Friday, July 11, 2008

The skills of workers

A couple of nights ago, I couldn't sleep. For some reason, I thought back to my days of working in the corn canning factory for Green Giant in Le Sueur, Minnesota.

The work was all-consuming. We worked 12 hours a day, 7 days a week. We had the option of taking one day off, but the prospect of overtime pay made that choice unlikely.

For about one month, my entire life was consumed by factory work. All of which is lost, over and dead. I spent a few moments looking for images of husking machines, kernel stripping machines, etc. The knowledge is gone. The reality that consumed me for a brief period of time is lost in the ether.

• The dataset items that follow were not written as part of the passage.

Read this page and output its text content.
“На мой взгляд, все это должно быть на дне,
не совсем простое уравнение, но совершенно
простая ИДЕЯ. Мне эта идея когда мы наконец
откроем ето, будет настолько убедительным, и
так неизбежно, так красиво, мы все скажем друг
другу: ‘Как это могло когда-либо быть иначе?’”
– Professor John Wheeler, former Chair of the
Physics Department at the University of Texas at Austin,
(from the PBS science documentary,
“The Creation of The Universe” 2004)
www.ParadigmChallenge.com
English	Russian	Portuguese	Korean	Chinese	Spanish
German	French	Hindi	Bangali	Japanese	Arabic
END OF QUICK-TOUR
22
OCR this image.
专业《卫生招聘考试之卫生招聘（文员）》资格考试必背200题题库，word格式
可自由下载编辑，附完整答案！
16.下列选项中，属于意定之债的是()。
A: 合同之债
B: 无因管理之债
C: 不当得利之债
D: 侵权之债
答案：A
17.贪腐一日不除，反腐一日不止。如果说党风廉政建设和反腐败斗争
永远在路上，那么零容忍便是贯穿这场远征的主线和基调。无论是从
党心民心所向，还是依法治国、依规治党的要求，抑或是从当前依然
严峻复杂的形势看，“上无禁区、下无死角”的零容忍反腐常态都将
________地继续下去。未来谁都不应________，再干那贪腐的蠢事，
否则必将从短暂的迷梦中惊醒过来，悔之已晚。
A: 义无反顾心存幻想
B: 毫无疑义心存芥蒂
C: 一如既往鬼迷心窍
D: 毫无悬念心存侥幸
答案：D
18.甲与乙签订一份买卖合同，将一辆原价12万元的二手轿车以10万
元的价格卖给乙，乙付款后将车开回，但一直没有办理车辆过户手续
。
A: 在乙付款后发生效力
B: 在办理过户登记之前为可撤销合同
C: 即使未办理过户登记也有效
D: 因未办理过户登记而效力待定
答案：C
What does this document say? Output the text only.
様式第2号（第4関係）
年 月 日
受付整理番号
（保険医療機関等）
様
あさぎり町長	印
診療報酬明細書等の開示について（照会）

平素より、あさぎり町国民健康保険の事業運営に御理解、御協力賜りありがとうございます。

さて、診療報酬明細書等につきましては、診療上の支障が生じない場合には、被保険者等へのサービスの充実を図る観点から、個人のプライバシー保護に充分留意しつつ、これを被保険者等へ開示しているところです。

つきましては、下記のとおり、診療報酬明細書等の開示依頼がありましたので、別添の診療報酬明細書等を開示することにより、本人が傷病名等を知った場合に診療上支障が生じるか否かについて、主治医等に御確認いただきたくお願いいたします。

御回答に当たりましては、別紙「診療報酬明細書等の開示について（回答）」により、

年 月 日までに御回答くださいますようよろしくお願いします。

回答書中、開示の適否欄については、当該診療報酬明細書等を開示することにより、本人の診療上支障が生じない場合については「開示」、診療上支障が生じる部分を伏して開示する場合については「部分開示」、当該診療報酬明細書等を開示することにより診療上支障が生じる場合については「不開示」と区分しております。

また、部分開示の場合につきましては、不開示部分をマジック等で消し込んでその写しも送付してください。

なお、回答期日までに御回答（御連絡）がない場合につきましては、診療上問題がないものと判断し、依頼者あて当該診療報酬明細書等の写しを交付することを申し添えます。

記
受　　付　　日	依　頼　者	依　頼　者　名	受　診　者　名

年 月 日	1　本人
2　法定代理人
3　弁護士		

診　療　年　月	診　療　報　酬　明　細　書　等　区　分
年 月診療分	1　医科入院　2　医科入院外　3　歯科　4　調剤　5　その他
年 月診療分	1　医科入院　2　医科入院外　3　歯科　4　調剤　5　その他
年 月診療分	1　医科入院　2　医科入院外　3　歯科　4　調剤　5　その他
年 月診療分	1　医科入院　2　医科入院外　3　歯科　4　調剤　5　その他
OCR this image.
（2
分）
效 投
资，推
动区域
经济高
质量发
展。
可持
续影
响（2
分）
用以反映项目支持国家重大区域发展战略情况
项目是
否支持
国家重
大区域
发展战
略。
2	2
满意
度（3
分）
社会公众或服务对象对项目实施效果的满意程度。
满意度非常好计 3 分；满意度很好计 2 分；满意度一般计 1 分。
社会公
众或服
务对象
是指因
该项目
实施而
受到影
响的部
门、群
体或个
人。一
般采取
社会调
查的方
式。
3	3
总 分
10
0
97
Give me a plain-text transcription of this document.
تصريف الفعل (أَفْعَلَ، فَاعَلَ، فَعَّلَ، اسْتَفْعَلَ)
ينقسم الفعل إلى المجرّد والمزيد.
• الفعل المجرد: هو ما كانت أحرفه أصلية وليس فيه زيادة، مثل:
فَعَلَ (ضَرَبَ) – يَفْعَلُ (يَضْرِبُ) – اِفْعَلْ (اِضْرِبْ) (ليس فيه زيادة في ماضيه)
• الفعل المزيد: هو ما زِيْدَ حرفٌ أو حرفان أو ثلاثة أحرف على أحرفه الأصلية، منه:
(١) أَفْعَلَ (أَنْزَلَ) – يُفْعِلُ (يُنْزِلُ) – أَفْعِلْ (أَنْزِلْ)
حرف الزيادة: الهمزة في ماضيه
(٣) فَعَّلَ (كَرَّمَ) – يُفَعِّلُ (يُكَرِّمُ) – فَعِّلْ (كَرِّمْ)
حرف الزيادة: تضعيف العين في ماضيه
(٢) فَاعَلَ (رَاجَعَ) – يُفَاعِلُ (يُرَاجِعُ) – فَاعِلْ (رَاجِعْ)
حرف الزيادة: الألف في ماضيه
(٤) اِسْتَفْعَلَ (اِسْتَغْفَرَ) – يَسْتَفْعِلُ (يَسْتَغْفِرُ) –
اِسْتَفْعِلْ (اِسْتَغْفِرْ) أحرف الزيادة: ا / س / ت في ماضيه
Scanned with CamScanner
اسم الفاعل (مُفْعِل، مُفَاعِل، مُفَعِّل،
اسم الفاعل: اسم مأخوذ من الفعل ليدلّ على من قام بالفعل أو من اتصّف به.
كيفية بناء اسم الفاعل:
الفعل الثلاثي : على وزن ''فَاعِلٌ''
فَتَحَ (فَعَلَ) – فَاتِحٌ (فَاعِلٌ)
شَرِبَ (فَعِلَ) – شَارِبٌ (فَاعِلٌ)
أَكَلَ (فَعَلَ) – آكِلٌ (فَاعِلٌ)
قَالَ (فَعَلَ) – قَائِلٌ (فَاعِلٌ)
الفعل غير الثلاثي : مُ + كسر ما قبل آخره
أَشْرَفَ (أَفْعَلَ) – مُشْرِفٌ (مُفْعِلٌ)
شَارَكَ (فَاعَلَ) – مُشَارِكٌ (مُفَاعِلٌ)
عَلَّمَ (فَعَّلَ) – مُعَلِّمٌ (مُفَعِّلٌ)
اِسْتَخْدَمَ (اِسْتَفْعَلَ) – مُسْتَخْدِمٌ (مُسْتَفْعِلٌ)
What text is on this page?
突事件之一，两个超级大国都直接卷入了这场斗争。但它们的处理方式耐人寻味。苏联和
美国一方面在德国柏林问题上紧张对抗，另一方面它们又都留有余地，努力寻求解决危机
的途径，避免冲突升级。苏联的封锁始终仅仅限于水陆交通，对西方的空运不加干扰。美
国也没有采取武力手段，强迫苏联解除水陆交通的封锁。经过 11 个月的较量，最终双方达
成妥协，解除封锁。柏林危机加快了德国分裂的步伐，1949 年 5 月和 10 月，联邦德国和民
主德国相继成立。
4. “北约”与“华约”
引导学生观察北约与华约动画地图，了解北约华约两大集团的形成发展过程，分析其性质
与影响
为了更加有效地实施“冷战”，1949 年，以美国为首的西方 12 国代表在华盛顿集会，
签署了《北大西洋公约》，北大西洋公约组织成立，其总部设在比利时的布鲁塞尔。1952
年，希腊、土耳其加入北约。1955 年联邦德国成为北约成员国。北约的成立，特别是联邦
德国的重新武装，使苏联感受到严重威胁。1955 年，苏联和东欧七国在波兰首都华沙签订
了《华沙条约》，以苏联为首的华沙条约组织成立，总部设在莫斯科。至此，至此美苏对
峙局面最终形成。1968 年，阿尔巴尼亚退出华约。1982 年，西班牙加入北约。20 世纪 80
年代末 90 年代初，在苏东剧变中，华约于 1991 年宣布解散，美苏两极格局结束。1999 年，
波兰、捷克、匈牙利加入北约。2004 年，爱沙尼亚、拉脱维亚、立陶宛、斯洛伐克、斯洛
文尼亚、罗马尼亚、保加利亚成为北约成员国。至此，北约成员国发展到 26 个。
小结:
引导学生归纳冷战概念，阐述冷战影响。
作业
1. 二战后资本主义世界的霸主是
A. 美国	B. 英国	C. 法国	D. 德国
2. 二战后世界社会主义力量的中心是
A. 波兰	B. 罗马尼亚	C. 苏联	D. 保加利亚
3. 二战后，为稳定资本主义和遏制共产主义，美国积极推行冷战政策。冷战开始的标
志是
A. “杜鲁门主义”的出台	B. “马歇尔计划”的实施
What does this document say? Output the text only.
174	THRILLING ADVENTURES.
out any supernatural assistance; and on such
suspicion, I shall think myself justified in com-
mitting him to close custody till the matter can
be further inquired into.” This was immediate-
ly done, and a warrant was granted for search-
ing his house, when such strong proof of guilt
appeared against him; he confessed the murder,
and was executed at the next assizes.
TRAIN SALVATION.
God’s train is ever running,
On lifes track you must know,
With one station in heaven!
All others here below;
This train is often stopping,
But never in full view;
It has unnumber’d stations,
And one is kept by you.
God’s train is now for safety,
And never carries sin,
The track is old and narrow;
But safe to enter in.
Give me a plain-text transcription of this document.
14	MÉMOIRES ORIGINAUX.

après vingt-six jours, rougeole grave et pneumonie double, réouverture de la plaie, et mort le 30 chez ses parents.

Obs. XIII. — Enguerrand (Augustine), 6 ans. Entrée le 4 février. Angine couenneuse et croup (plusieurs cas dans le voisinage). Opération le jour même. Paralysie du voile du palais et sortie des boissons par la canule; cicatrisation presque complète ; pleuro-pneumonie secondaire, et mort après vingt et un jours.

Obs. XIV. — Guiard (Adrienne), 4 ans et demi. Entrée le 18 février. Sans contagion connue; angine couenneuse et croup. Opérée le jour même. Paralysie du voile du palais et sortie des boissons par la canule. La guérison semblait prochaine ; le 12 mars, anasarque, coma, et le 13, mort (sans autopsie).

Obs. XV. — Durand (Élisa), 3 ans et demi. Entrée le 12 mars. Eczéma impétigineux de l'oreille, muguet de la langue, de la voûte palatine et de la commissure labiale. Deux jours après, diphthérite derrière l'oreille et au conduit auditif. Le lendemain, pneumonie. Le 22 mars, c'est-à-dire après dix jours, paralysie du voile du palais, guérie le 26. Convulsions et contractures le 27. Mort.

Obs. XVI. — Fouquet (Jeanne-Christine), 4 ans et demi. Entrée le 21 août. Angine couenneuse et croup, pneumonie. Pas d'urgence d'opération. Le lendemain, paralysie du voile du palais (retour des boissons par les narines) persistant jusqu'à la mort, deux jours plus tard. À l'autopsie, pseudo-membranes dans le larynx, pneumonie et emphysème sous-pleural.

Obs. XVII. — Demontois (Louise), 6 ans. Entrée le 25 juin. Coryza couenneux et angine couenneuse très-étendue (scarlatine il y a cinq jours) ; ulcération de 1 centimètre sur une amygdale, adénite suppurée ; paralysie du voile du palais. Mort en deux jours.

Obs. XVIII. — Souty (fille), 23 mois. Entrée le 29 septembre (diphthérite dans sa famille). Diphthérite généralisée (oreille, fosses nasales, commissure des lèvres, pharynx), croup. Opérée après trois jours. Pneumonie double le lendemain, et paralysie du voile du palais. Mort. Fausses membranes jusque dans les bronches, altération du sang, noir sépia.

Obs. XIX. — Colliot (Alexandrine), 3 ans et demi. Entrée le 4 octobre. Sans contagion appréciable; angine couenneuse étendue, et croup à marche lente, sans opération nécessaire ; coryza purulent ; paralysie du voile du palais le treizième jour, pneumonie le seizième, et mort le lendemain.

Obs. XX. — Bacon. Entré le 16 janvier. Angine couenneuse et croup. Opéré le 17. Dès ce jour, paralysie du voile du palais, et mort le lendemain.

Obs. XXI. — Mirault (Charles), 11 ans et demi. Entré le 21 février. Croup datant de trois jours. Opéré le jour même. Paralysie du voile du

This happens all the time. The everyday life of workers: the machines with which we interact, the quotas which guide our actions from moment to moment. They are all gone. Lost in the wind. Overpassed by progress. New machines. New technology.

Skills that marked us as valuable workers have died again and again, as technology makes us obsolete.

I wish I could do what Gene Gable accomplished in his article Waxing nostalgic over paste-up. He talks about the skills that I mastered nearly 20 years ago that made it possible for me to live a productive life and earn a decent, union wage. These skills have all become obsolete now. The lives of printers and typesetters have metamorphosed into unrecognizable cockroaches of progress.

What do we, as workers, do when our skills become obsolete? What choices do we have? How do we honor our learning and skills once they are no longer needed?